Watching and listening to food writer Vicki Chelf as she moved through the Florida House kitchen in Sarasota, Fla., on Saturday was much like observing an artist handed a box of materials and told “go create something.” Chelf is an accomplished artist but she’s also a twenty-first century Julia Child. Rather than constructing Boeuf Bourguignon, Chelf drifted through the kitchen making Carrot Curry Quiche, Kale Stuffed Mushrooms and four other dishes.
I was one of about 15 or 20 people – all women – who registered with Punta Gorda’s Worden Farm to participate in the “Healthy Holiday Hor d’oeuvres and Desserts” culinary workshop led by Chelf, a vegetarian and vegan food writer for close to 30 years. She’s authored six cookbooks (including some in French) and I brought home her most recent book Vicki’s Vegan Kitchen. In addition to being a culinary artist, she’s a graduate of Ringling School of Art and Design (had a one-person show in Paris) and holds a degree in holistic nutrition.
Creating Culinary Art
“It’s like art, there’s nothing you can’t fix,” she said early on in the class while demonstrating how to make whole wheat pie crusts.
Six vegetarian (primarily vegan) dishes were prepared during the three-hour class and although not everything went according to plan (such as the oven temperature running low, she was given totsoi rather than spinach for spinach quiche) , Chelf gracefully rolled with the flow and demonstrated how to prepare each entree even if all the ingredients weren’t available.
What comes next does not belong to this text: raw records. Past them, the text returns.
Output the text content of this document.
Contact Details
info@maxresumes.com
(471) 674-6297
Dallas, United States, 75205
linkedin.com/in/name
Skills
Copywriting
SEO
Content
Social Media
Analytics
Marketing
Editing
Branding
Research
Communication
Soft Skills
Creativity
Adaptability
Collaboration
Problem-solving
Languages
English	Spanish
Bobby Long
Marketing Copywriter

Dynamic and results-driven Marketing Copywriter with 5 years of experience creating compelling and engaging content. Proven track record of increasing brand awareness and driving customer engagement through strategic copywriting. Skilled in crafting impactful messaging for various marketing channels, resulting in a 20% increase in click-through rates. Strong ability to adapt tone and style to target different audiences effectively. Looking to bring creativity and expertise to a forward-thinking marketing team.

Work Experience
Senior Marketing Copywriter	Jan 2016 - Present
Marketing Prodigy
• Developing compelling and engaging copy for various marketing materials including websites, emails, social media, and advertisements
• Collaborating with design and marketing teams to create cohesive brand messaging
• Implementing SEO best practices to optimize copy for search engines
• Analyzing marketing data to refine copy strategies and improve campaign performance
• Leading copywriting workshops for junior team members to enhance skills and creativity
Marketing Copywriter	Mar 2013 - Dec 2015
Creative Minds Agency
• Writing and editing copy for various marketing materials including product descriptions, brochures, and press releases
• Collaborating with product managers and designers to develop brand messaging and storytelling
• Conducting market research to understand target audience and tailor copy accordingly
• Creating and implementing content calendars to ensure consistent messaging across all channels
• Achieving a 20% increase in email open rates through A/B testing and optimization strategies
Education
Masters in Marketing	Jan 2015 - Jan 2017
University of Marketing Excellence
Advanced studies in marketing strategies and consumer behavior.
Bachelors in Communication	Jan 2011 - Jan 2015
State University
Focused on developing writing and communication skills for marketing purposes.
This is what I loved about Chelf and the class because there are countless times I’m preparing something and don’t have the exact ingredients then get frustrated. Chelf didn’t freak out, she basically giggled with an “oh well” attitude, compared it to art, and improvised with what she had.
“If you’re not too much of a perfectionist it will go better,” she said at one point.
After tasting her creations, she was right. Flavors were new to me and I couldn’t tell what was missing because I didn’t know what it was supposed to taste like. It was all delicious with a variety of textures.
Not only was the class an education in “how” to do something, it was the “why” as well. She fielded questions about the use of tofu and soy in vegan and vegetarian diets, explained the importance of refrigerating certain food items so they don’t go rancid (like oats), and offered nuggets of advice ranging from how to easily strip kale off the stalk to when to buy nuts (winter season for the whole year – store them in the freezer).
Each participant left with recipes from Viki’s Vegan Kitchen for:
- Lettuce Boats with Sprouted Sunflower Pate
- Kale Stuffed Mushrooms
- Baked Kale Chips
- Carrot Curry Quiche
- Spinach Quiche
- Chocolate Coconut Cookies
- Fruit and Nut Squares
Intro to Vegan Cooking in Southwest Florida, Jan. 14, 2012
Interested in a vegan diet? Vicki Chelf will be holding an “Introduction to Vegan Cooking Workshop” Jan. 14, 2012, 2 to 5 p.m. at Worden Farm in Punta Gorda. The workshop includes menu planning for a balanced vegan diet, easy recipes and demonstration that there are other foods vegans eat rather than vegetables. Don’t worry if you’re not vegan (like me) the workshop is geared for vegans and those looking to add more plant-based foods into their diets. Reservations required. Visit the Worden Farm site here (www.wordenfarm.com) to reserve your spot. Fee is $25 for Worden Farm members and $30 for non-members.
Why Am I Learning to Eat Vegan?
I’m pretty sure I could never give up meat but I’m looking for ways to eat and live healthier. Increasing my intake of plant-based foods seems to make sense these days, especially since I’m borderline with high cholesterol and am looking to shed pounds. We’ll see how this goes because stranger things have happened. After all, Bill Clinton has gone vegan. Plus, I still remember what I learned from the movie Food, Inc.